MATERIALS AND METHODS
Search strategy
PubMed, MEDLINE, EMBASE, and the Cochrane Library databases (up to June 2017) were searched for articles with the following terms in their titles, abstracts, or keyword lists: “epidermal growth factor receptor inhibitor or EGFR inhibitor,” and “cetuximab or panitumumab or nimotuzumab or erlotinib or zalutumumab,” and “head and neck cancer or head and neck neoplasm.” All eligible studies were retrieved and their bibliographies were checked for other relevant publications.
Inclusion criteria
Eligible studies should meet the following inclusion criteria: prospective randomized controlled phase II or III trials conducted in patients with LA-HNSCC; randomization of patients to either CRT or an EGFR inhibitor plus RT/CRT; reporting HRs and 95% CIs for LRC, PFS, and/or OS; providing data for incidence of serious adverse events; articles written in English. Studies were also deemed eligible if HRs and their 95% CIs could be calculated from the available data.
We excluded studies comparing an anti-EGFR agent plus RT with RT alone because RT alone is not an optimal treatment for LA-HNSCC.
Data extraction
Data were carefully extracted from all eligible studies by two authors (BJK and JHJ). If these two authors did not agree, the principle investigator (JHK) was consulted to resolve the discrepancies.
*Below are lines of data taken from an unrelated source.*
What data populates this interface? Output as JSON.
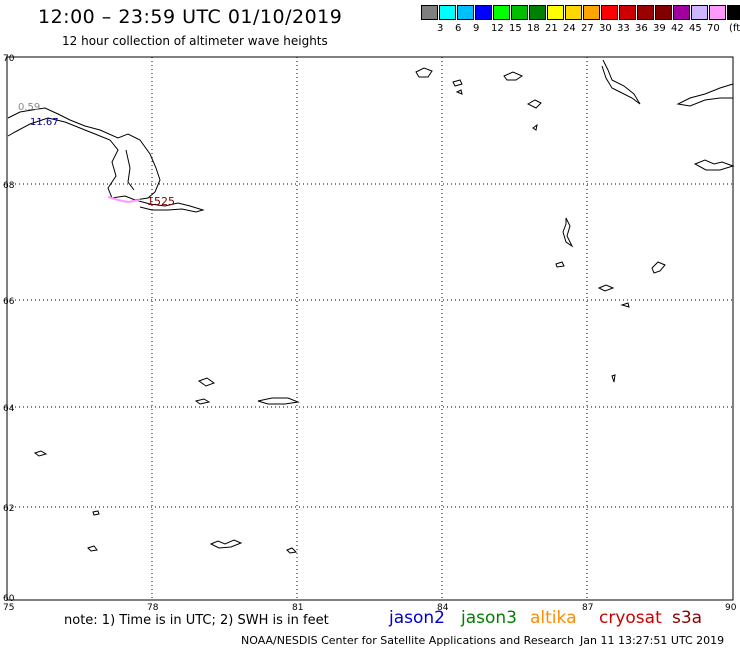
{
  "header": {
    "title": "12:00 – 23:59 UTC 01/10/2019",
    "subtitle": "12 hour collection of altimeter wave heights"
  },
  "legend": {
    "unit": "(ft)",
    "bins": [
      {
        "label": "",
        "color": "#7f7f7f"
      },
      {
        "label": "3",
        "color": "#00ffff"
      },
      {
        "label": "6",
        "color": "#00bfff"
      },
      {
        "label": "9",
        "color": "#0000ff"
      },
      {
        "label": "12",
        "color": "#00ff00"
      },
      {
        "label": "15",
        "color": "#00bf00"
      },
      {
        "label": "18",
        "color": "#008000"
      },
      {
        "label": "21",
        "color": "#ffff00"
      },
      {
        "label": "24",
        "color": "#ffd700"
      },
      {
        "label": "27",
        "color": "#ffa500"
      },
      {
        "label": "30",
        "color": "#ff0000"
      },
      {
        "label": "33",
        "color": "#cc0000"
      },
      {
        "label": "36",
        "color": "#990000"
      },
      {
        "label": "39",
        "color": "#800000"
      },
      {
        "label": "42",
        "color": "#a000a0"
      },
      {
        "label": "45",
        "color": "#cdb5ff"
      },
      {
        "label": "70",
        "color": "#ff99ff"
      },
      {
        "label": "",
        "color": "#000000"
      }
    ]
  },
  "map": {
    "lat_labels": [
      "70",
      "68",
      "66",
      "64",
      "62",
      "60"
    ],
    "lon_labels": [
      "75",
      "78",
      "81",
      "84",
      "87",
      "90"
    ],
    "track_annotations": [
      {
        "text": "0.59",
        "color": "#888888"
      },
      {
        "text": "11.67",
        "color": "#00008b"
      },
      {
        "text": "1525",
        "color": "#800000"
      }
    ]
  },
  "footer": {
    "note": "note: 1) Time is in UTC; 2) SWH is in feet",
    "satellites": [
      {
        "name": "jason2",
        "color": "#0000cd"
      },
      {
        "name": "jason3",
        "color": "#008000"
      },
      {
        "name": "altika",
        "color": "#ff8c00"
      },
      {
        "name": "cryosat",
        "color": "#cc0000"
      },
      {
        "name": "s3a",
        "color": "#8b0000"
      }
    ],
    "credit": "NOAA/NESDIS Center for Satellite Applications and Research",
    "timestamp": "Jan 11 13:27:51 UTC 2019"
  }
}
The following data were collected from each study: the first author's name; year of publication; trial phase; number of patients; treatment modalities; p16 status; LRC, PFS, and OS, including their HRs and 95% CIs; incidence of serious AEs of interest, including their Ors and 95% CIs.
Quality assessment
The methodological quality of the included studies was scored using the Jadad 5-item scale, taking into account randomization, double blinding, and withdrawals [26]. The final score ranged from 0 to 5, with low quality studies having a score ≤ 2 and high quality studies having a score of ≥ 3.
Statistical analysis
The statistical values used in the meta-analysis were obtained directly or indirectly from the original articles. If the HR and 95% CI were not provided, they were calculated as described [27, 28]. The Engauge digitizer version 9.1 was used to read and analyze the Kaplan-Meier curves of the included studies.
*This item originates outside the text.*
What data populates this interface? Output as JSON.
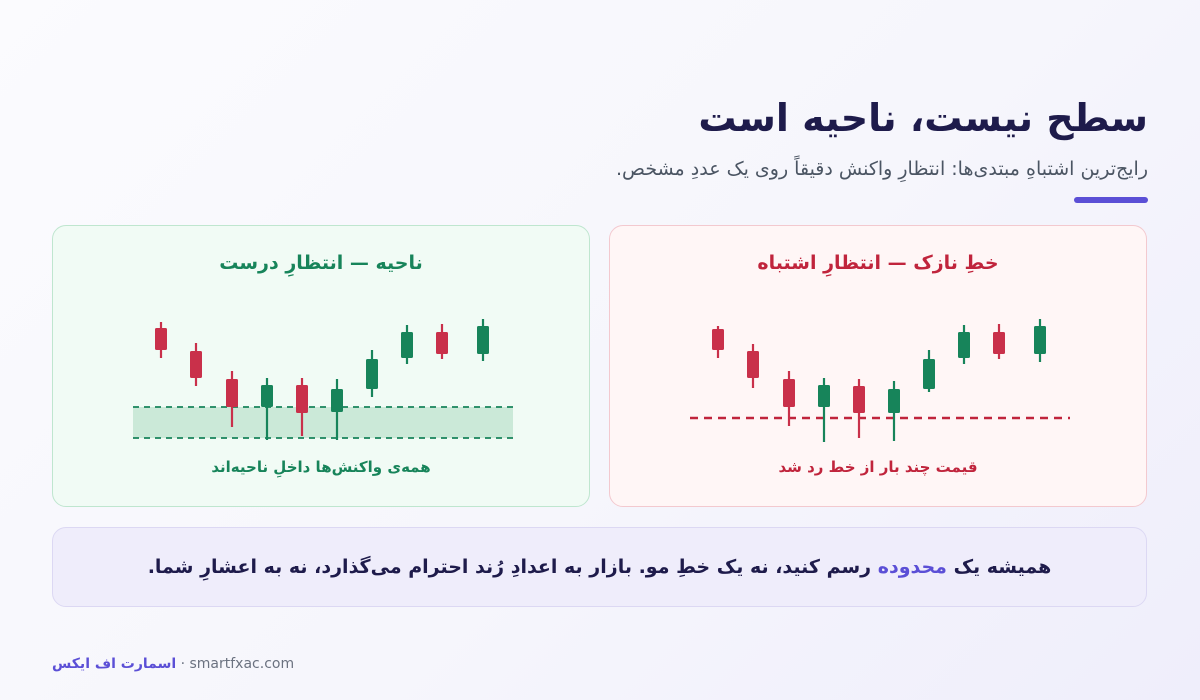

Heterogeneity across studies was estimated using the I2 inconsistency test and the chi-square-based Cochran's Q statistic test, in which P < 0.1 and I2 > 50% were regarded as indicators of significant heterogeneity. In the absence of substantial heterogeneity, the fixed-effects model (Mantel-Haenszel method) was used to calculate the pooled HR and OR. When substantial heterogeneity was observed, the random-effects model (DerSimonian-Laird method) was utilized. The RevMan version 5.2 was used to combine the data. The plots show a summary estimate of the results from all combined studies. The size of each square represents the estimate from each study and reflects its statistical ‘weight.’ Results are presented as forest plots, with diamonds representing estimates of the pooled effect and the width of each diamond representing its precision. The line of no effect is number one for binary outcomes, which depicts statistical significance if not crossed by the diamond [29]. Publication bias was assessed graphically by the funnel plot method [30]. All reported P-values were two-sided and P < 0.05 was considered statistically significant.
Acknowledgments
This work had no specific funding support.
Footnotes
CONFLICTS OF INTEREST
All authors have declared no competing interest.